Bo hangs on to the book. ‘Going back to Tom’s duties. What are the duties you have on the farm now?’
‘Same as usual.’ He thinks about it as if for the first time, all the things that Tom did during his day that he never thought about, or the things they used to discuss in the evening. ‘He saw to the well by the bat house. I haven’t been there for years. I’ll have to keep an eye on that, I suppose.’
‘You never mentioned the bat house before,’ Bo says. ‘Can you take us there?’

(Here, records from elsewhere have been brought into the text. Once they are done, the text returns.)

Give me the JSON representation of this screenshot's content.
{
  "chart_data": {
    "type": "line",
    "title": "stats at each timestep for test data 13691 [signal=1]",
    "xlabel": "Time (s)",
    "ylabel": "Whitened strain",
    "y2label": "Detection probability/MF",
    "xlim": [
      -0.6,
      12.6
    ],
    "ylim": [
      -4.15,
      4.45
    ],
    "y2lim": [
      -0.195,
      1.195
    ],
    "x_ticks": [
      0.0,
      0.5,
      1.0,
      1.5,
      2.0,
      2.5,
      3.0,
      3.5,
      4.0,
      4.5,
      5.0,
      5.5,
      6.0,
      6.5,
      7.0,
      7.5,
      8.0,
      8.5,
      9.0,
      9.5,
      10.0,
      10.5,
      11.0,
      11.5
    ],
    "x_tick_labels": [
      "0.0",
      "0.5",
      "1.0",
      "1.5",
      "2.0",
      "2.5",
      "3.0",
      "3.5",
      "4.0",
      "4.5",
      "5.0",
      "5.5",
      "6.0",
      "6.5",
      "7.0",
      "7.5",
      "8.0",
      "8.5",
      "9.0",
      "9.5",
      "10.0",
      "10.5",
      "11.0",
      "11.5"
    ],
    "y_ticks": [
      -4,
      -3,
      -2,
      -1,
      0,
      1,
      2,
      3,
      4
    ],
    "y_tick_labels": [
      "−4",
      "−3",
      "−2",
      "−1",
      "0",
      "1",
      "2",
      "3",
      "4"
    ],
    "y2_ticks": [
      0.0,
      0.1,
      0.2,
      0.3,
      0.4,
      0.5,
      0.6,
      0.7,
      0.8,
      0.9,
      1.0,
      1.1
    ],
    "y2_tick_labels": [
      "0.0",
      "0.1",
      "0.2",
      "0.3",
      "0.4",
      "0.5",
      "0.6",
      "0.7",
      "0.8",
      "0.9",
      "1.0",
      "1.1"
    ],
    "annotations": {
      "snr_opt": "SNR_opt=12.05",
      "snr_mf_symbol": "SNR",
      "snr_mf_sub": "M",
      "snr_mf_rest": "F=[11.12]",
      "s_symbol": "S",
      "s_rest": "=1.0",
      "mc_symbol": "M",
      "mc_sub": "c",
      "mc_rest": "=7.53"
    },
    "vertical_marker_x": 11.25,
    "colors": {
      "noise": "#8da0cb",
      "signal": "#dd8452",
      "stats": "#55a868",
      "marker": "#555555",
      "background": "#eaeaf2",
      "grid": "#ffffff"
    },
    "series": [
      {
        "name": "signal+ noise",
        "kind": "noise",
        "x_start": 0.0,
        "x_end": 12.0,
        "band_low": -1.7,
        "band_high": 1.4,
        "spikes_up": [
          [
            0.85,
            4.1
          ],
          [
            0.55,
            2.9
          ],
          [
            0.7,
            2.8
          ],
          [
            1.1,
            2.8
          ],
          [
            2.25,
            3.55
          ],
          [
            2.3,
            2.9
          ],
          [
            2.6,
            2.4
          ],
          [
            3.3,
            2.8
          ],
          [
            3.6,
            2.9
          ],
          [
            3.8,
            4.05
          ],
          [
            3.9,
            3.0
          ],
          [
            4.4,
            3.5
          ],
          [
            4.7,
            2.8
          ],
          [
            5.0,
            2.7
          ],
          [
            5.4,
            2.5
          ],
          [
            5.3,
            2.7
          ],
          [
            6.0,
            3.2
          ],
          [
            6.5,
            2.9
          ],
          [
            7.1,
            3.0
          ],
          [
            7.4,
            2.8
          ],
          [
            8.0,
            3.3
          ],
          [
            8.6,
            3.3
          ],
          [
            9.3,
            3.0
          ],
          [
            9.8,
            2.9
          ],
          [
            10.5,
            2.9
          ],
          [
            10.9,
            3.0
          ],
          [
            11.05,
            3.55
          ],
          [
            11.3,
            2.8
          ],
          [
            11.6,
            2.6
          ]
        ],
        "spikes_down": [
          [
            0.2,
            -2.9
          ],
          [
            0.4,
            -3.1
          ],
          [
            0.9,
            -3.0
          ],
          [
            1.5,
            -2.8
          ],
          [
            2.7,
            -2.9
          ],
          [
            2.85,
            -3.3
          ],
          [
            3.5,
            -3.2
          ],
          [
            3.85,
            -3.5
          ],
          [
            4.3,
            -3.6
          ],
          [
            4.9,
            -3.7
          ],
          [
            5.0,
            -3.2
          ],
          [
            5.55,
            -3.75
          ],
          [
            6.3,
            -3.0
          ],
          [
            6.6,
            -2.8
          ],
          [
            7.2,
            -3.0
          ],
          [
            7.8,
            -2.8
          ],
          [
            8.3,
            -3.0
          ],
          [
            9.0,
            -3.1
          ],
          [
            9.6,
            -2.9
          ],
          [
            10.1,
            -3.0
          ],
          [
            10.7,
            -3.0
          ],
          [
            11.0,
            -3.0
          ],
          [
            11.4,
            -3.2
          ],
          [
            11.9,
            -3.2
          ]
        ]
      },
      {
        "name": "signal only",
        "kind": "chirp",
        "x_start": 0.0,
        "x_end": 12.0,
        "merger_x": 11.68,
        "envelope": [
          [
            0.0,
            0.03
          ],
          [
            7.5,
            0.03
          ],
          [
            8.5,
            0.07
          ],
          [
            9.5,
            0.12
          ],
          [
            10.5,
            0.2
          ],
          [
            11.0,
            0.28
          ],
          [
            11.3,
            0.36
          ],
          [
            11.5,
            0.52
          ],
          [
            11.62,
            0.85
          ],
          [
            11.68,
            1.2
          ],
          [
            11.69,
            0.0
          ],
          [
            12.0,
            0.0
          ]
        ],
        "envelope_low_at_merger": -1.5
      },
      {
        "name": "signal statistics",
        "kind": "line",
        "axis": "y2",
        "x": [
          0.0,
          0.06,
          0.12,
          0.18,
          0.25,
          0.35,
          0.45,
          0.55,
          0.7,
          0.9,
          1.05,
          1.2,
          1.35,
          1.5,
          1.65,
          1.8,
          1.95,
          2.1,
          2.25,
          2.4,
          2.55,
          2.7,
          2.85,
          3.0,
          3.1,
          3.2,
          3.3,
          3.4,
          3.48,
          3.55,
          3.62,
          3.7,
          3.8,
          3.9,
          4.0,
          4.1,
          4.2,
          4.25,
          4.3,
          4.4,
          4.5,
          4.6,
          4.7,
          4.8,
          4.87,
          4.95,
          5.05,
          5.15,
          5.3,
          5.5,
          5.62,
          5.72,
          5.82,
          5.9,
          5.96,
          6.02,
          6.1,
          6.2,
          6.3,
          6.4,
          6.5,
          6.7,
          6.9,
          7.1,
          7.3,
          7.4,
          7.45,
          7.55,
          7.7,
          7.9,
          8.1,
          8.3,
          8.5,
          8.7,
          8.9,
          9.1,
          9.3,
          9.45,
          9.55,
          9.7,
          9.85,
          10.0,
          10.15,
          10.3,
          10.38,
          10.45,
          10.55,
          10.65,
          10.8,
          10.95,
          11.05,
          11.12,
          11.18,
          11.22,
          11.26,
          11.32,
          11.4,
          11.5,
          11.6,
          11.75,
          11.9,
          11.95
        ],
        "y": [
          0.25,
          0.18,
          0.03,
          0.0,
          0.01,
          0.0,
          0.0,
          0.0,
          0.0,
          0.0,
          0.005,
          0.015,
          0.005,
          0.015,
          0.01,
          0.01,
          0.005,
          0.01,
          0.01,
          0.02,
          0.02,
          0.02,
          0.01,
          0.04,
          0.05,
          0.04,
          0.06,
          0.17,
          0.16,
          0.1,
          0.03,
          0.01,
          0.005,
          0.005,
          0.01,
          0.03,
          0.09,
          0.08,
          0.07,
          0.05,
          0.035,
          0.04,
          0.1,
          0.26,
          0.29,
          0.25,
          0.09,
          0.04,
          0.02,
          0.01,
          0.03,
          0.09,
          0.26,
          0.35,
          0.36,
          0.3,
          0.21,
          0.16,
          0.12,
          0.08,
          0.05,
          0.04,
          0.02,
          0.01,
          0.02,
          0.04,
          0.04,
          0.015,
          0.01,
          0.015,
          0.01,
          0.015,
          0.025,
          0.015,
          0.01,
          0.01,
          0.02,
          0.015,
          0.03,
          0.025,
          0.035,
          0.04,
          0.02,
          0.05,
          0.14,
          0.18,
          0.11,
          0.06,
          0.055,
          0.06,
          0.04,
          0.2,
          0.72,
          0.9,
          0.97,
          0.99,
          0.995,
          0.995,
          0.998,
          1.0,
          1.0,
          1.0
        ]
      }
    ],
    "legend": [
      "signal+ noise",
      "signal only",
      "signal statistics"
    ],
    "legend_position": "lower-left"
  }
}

The four of them and one of the loyal sheepdogs get into Joe’s jeep. He drives them across the land, on dirt tracks that feel dangerous now, never mind during the winter on those stormy days or icy mornings. An eighty-year-old cannot do this alone, two eighty-year-olds were barely managing it. Bo hopes that Jimmy’s son is an able-bodied young man who does more than Joe asks, because Joe’s not a man to ask for help.
A rusted railing stops them in their tracks. Solomon beats Joe to it and jumps out of the jeep to push it open. He runs to catch up with them. Joe parks in a clearing by the forest, Solomon collects his equipment. They must walk up a trail the rest of the way. The dog, Mossie, races up ahead of them.